Agent customization
AI models contain broad general knowledge but don't know your specific codebase or team practices. Agent customization is how you share that context to make responses match your coding standards, project structure, and workflows.
This article is the decision matrix for customization: it explains the different options and helps you choose which one fits your goal. To learn what each option is and how to get started, see Customize agent behavior in Visual Studio Code and the individual guides linked from each option.
Customization options at a glance
Each option shapes a different part of how the agent works. Find the goal that matches your need, then follow the link to set it up.
| Goal | Use | Example | When it activates |
|---|---|---|---|
| Apply the same coding standards to all code | Always-on instructions | Enforce ESLint rules, require JSDoc comments | Automatically included in every request |
| Apply different rules to different file types | File-based instructions | React patterns for .tsx files |
When files match a pattern or description |
| Automate a multi-step workflow that needs scripts | Agent skills | Scaffold a service from bundled template files and a setup script | When the task matches the skill description |
| Give the AI a focused role with limited tools | Custom agents | Security reviewer, database admin | When you select it or another agent delegates to it |
| Connect the AI to external APIs or databases | MCP | Query a PostgreSQL database | When the task matches a tool description |
| Run a command automatically during the agent's work | Hooks | Run a formatter after every file edit | When the agent reaches a matching lifecycle event |
| Run a repeatable task on demand | Prompt files | Scaffold a React component | When you invoke a slash command |
Start with custom instructions for project-wide standards. Add agent skills to automate repeatable, multi-step tasks. Use MCP when you need external data. Create custom agents for specialized roles. You can combine multiple customization types as your needs grow.

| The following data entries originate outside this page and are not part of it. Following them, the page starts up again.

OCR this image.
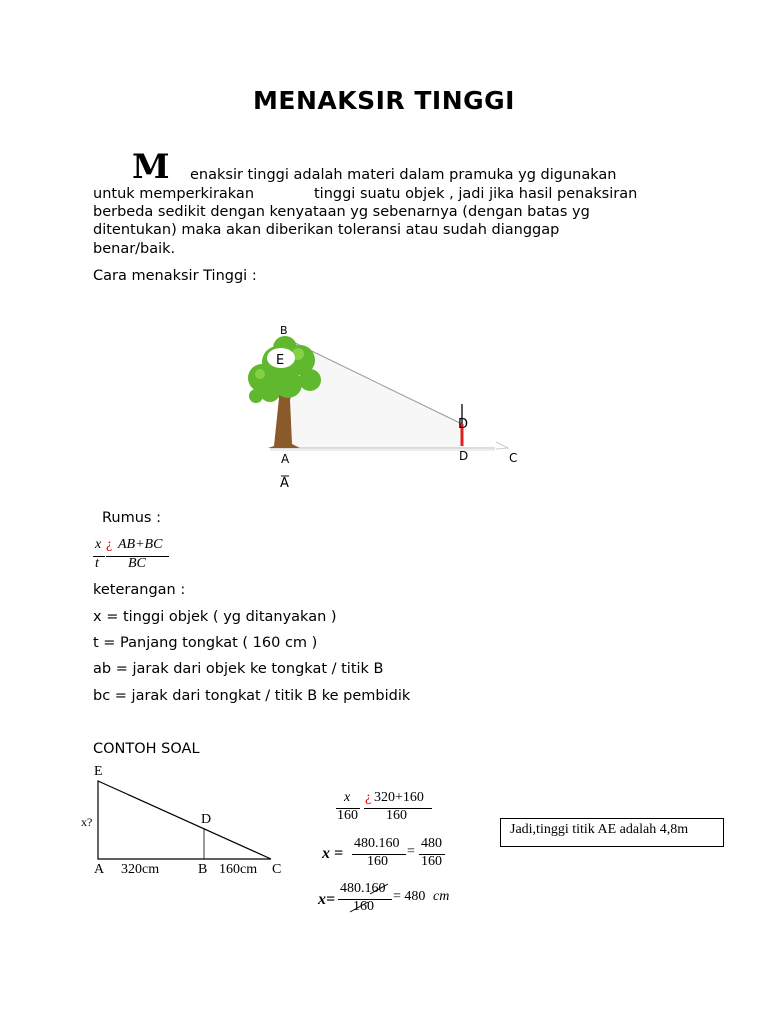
MENAKSIR TINGGI
M enaksir tinggi adalah materi dalam pramuka yg digunakan
untuk memperkirakan	tinggi suatu objek , jadi jika hasil penaksiran
berbeda sedikit dengan kenyataan yg sebenarnya (dengan batas yg
ditentukan) maka akan diberikan toleransi atau sudah dianggap
benar/baik.
Cara menaksir Tinggi :
B
E
D
A	D	C
A
Rumus :
x
t
¿ AB+BC
BC
keterangan :
x = tinggi objek ( yg ditanyakan )
t = Panjang tongkat ( 160 cm )
ab = jarak dari objek ke tongkat / titik B
bc = jarak dari tongkat / titik B ke pembidik
CONTOH SOAL
E
x?	D
A 320cm	B 160cm C
x
160
¿ 320+160
160
x =
480.160
160
=
480
160
x=
480.160
160
= 480 cm
Jadi,tinggi titik AE adalah 4,8m
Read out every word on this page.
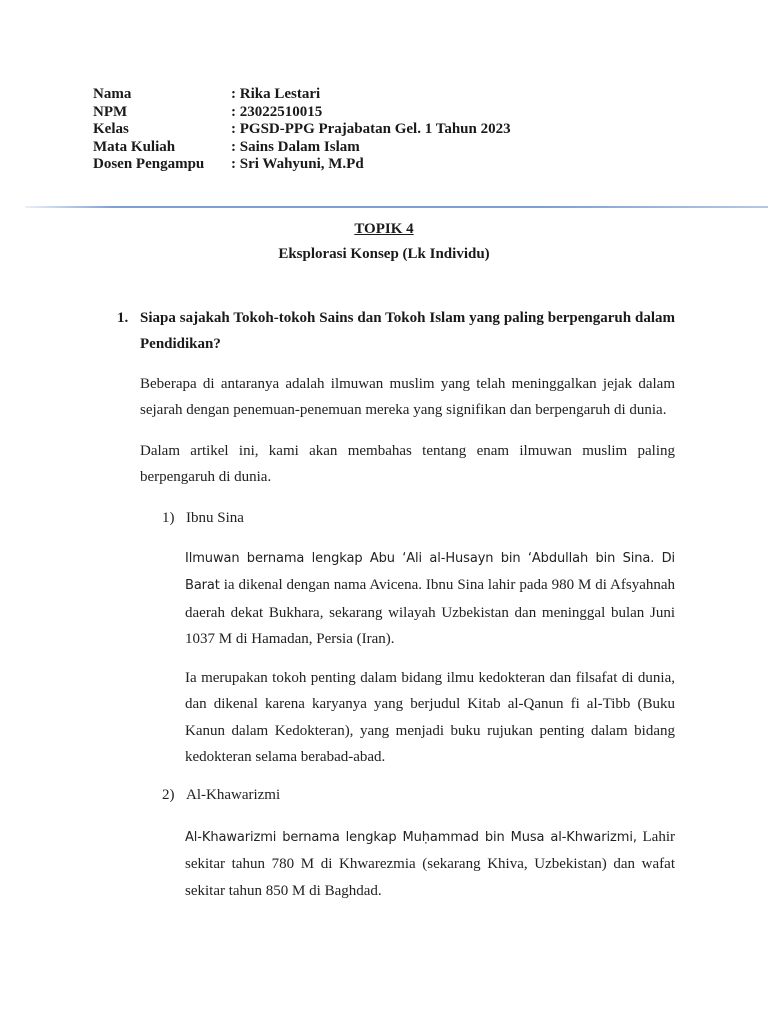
Nama	: Rika Lestari
NPM	: 23022510015
Kelas	: PGSD-PPG Prajabatan Gel. 1 Tahun 2023
Mata Kuliah	: Sains Dalam Islam
Dosen Pengampu	: Sri Wahyuni, M.Pd
TOPIK 4
Eksplorasi Konsep (Lk Individu)
1. Siapa sajakah Tokoh-tokoh Sains dan Tokoh Islam yang paling berpengaruh dalam Pendidikan?
Beberapa di antaranya adalah ilmuwan muslim yang telah meninggalkan jejak dalam sejarah dengan penemuan-penemuan mereka yang signifikan dan berpengaruh di dunia.
Dalam artikel ini, kami akan membahas tentang enam ilmuwan muslim paling berpengaruh di dunia.
1) Ibnu Sina
Ilmuwan bernama lengkap Abu ‘Ali al-Husayn bin ‘Abdullah bin Sina. Di Barat ia dikenal dengan nama Avicena. Ibnu Sina lahir pada 980 M di Afsyahnah daerah dekat Bukhara, sekarang wilayah Uzbekistan dan meninggal bulan Juni 1037 M di Hamadan, Persia (Iran).
Ia merupakan tokoh penting dalam bidang ilmu kedokteran dan filsafat di dunia, dan dikenal karena karyanya yang berjudul Kitab al-Qanun fi al-Tibb (Buku Kanun dalam Kedokteran), yang menjadi buku rujukan penting dalam bidang kedokteran selama berabad-abad.
2) Al-Khawarizmi
Al-Khawarizmi bernama lengkap Muḥammad bin Musa al-Khwarizmi, Lahir sekitar tahun 780 M di Khwarezmia (sekarang Khiva, Uzbekistan) dan wafat sekitar tahun 850 M di Baghdad.
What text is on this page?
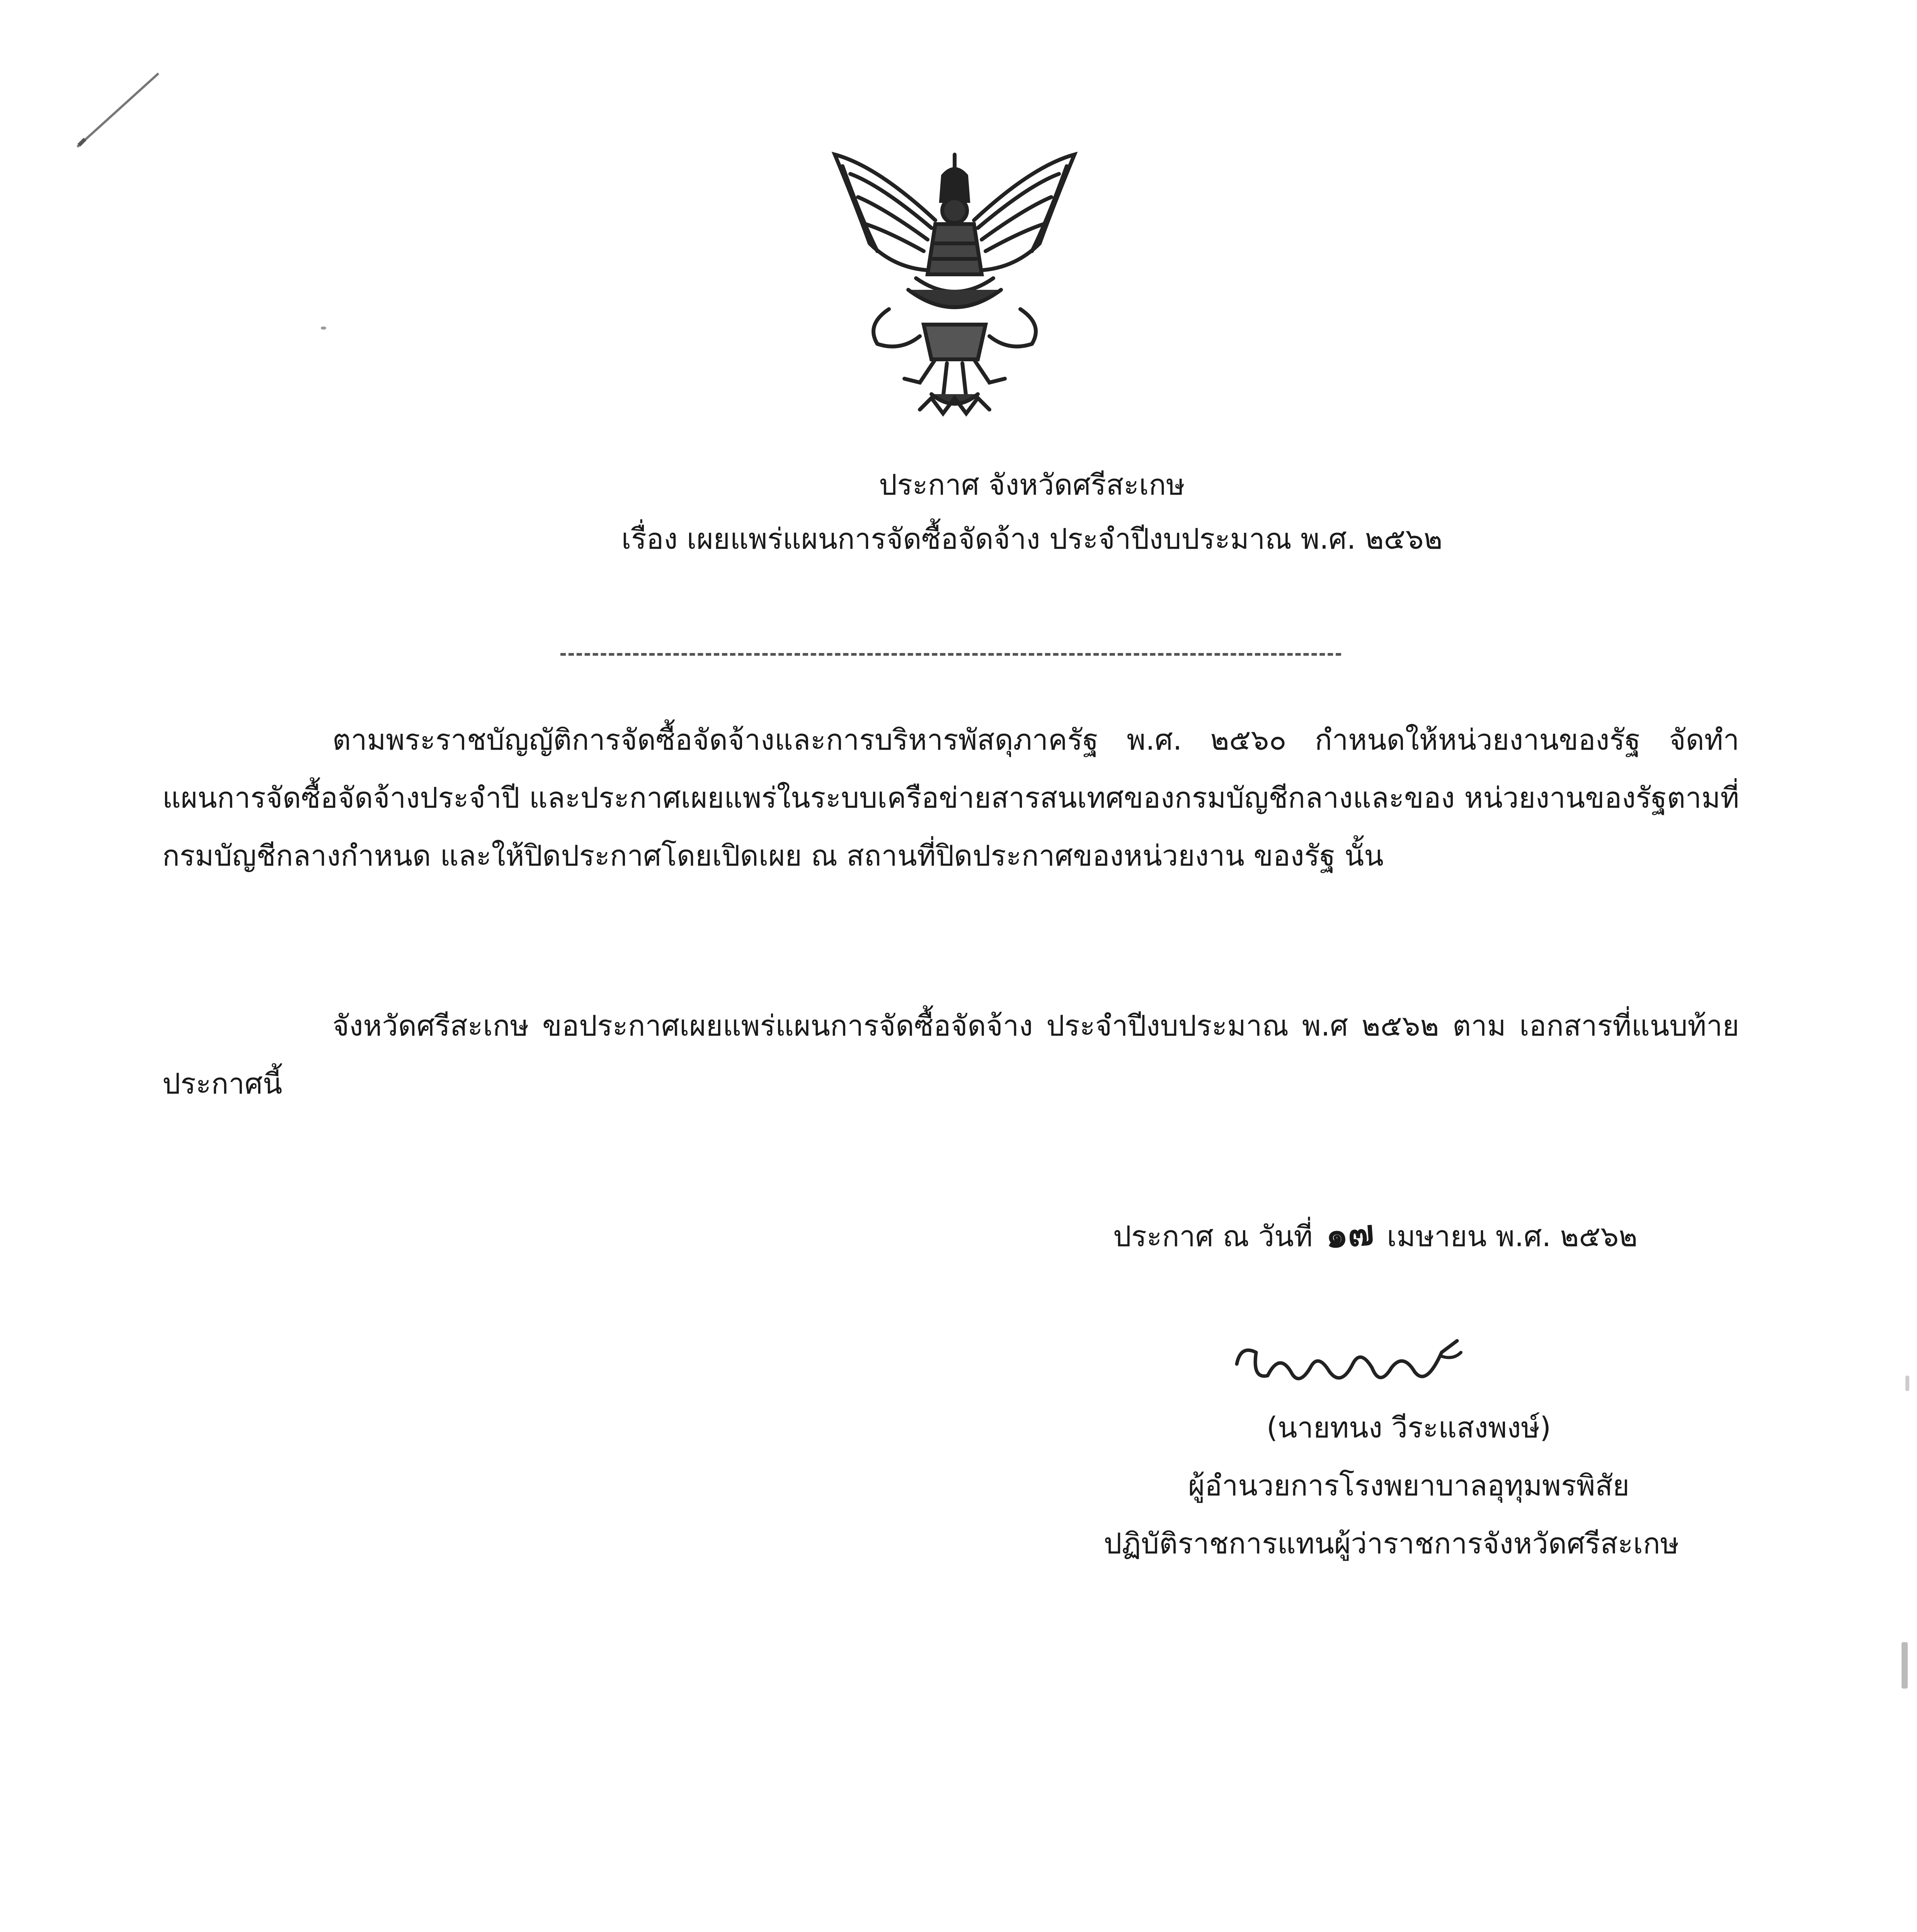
ประกาศ จังหวัดศรีสะเกษ
เรื่อง เผยแพร่แผนการจัดซื้อจัดจ้าง ประจำปีงบประมาณ พ.ศ. ๒๕๖๒
ตามพระราชบัญญัติการจัดซื้อจัดจ้างและการบริหารพัสดุภาครัฐ พ.ศ. ๒๕๖๐ กำหนดให้หน่วยงานของรัฐ จัดทำแผนการจัดซื้อจัดจ้างประจำปี และประกาศเผยแพร่ในระบบเครือข่ายสารสนเทศของกรมบัญชีกลางและของ หน่วยงานของรัฐตามที่กรมบัญชีกลางกำหนด และให้ปิดประกาศโดยเปิดเผย ณ สถานที่ปิดประกาศของหน่วยงาน ของรัฐ นั้น
จังหวัดศรีสะเกษ ขอประกาศเผยแพร่แผนการจัดซื้อจัดจ้าง ประจำปีงบประมาณ พ.ศ ๒๕๖๒ ตาม เอกสารที่แนบท้ายประกาศนี้
ประกาศ ณ วันที่ ๑๗ เมษายน พ.ศ. ๒๕๖๒
(นายทนง วีระแสงพงษ์)
ผู้อำนวยการโรงพยาบาลอุทุมพรพิสัย
ปฏิบัติราชการแทนผู้ว่าราชการจังหวัดศรีสะเกษ
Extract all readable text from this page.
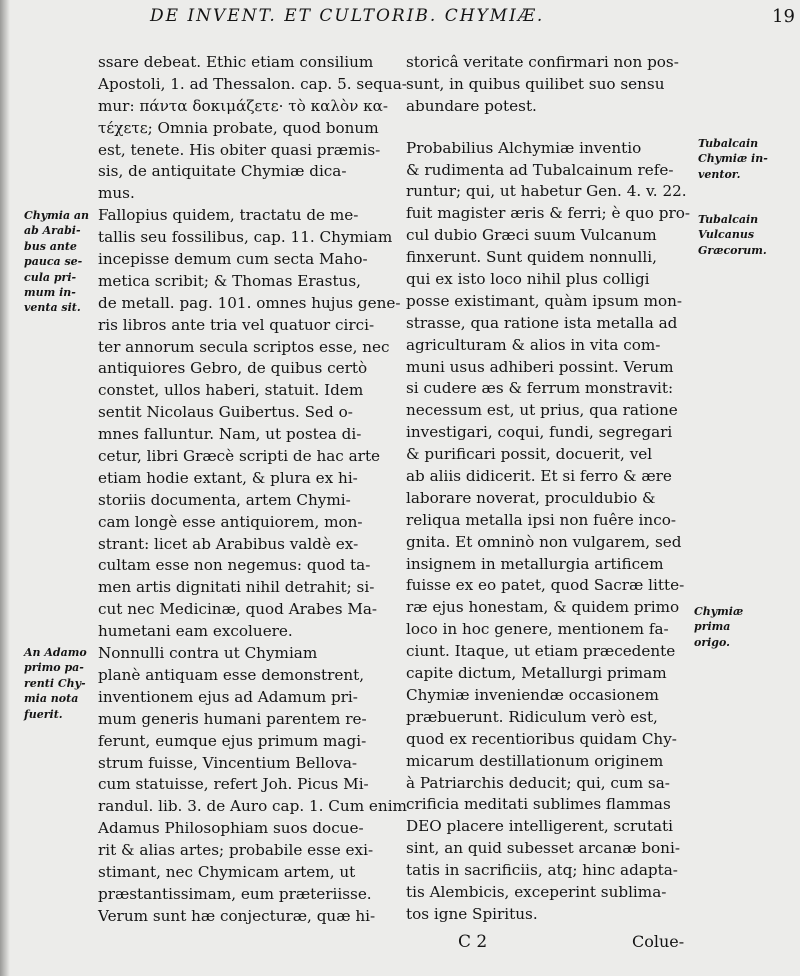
DE INVENT. ET CULTORIB. CHYMIÆ.	19
ssare debeat. Ethic etiam consilium
Apostoli, 1. ad Thessalon. cap. 5. sequa-
mur: πάντα δοκιμάζετε· τὸ καλὸν κα-
τέχετε; Omnia probate, quod bonum
est, tenete. His obiter quasi præmis-
sis, de antiquitate Chymiæ dica-
mus.
Fallopius quidem, tractatu de me-
tallis seu fossilibus, cap. 11. Chymiam
incepisse demum cum secta Maho-
metica scribit; & Thomas Erastus,
de metall. pag. 101. omnes hujus gene-
ris libros ante tria vel quatuor circi-
ter annorum secula scriptos esse, nec
antiquiores Gebro, de quibus certò
constet, ullos haberi, statuit. Idem
sentit Nicolaus Guibertus. Sed o-
mnes falluntur. Nam, ut postea di-
cetur, libri Græcè scripti de hac arte
etiam hodie extant, & plura ex hi-
storiis documenta, artem Chymi-
cam longè esse antiquiorem, mon-
strant: licet ab Arabibus valdè ex-
cultam esse non negemus: quod ta-
men artis dignitati nihil detrahit; si-
cut nec Medicinæ, quod Arabes Ma-
humetani eam excoluere.
Nonnulli contra ut Chymiam
planè antiquam esse demonstrent,
inventionem ejus ad Adamum pri-
mum generis humani parentem re-
ferunt, eumque ejus primum magi-
strum fuisse, Vincentium Bellova-
cum statuisse, refert Joh. Picus Mi-
randul. lib. 3. de Auro cap. 1. Cum enim
Adamus Philosophiam suos docue-
rit & alias artes; probabile esse exi-
stimant, nec Chymicam artem, ut
præstantissimam, eum præteriisse.
Verum sunt hæ conjecturæ, quæ hi-
storicâ veritate confirmari non pos-
sunt, in quibus quilibet suo sensu
abundare potest.
Probabilius Alchymiæ inventio
& rudimenta ad Tubalcainum refe-
runtur; qui, ut habetur Gen. 4. v. 22.
fuit magister æris & ferri; è quo pro-
cul dubio Græci suum Vulcanum
finxerunt. Sunt quidem nonnulli,
qui ex isto loco nihil plus colligi
posse existimant, quàm ipsum mon-
strasse, qua ratione ista metalla ad
agriculturam & alios in vita com-
muni usus adhiberi possint. Verum
si cudere æs & ferrum monstravit:
necessum est, ut prius, qua ratione
investigari, coqui, fundi, segregari
& purificari possit, docuerit, vel
ab aliis didicerit. Et si ferro & ære
laborare noverat, proculdubio &
reliqua metalla ipsi non fuêre inco-
gnita. Et omninò non vulgarem, sed
insignem in metallurgia artificem
fuisse ex eo patet, quod Sacræ litte-
ræ ejus honestam, & quidem primo
loco in hoc genere, mentionem fa-
ciunt. Itaque, ut etiam præcedente
capite dictum, Metallurgi primam
Chymiæ inveniendæ occasionem
præbuerunt. Ridiculum verò est,
quod ex recentioribus quidam Chy-
micarum destillationum originem
à Patriarchis deducit; qui, cum sa-
crificia meditati sublimes flammas
DEO placere intelligerent, scrutati
sint, an quid subesset arcanæ boni-
tatis in sacrificiis, atq; hinc adapta-
tis Alembicis, exceperint sublima-
tos igne Spiritus.
Chymia an
ab Arabi-
bus ante
pauca se-
cula pri-
mum in-
venta sit.
An Adamo
primo pa-
renti Chy-
mia nota
fuerit.
Tubalcain
Chymiæ in-
ventor.
Tubalcain
Vulcanus
Græcorum.
Chymiæ
prima
origo.
C 2	Colue-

Agent plugins bundle several of these options into a single installable package, letting you adopt a ready-made workflow without building it yourself.
How customizations combine
The customization options are designed to layer:
- Instructions shape how the AI writes code (conventions, style, libraries).
- Prompt files and agent skills encapsulate what the AI does for recurring tasks, from a single prompt up to a multi-step workflow with scripts.
- Custom agents define who the AI acts as (persona, tools, model), and can delegate to other agents for multi-step workflows.
- MCP servers extend what the AI can reach by adding tools that connect to external systems.
- Hooks enforce deterministic actions at specific lifecycle points in the agent loop, regardless of what the model decides to do.
- Agent plugins are pre-packaged bundles of the above, distributed through plugin marketplaces.
For configuration steps and examples, see Customize agent behavior in VS Code and the individual articles linked from the table above.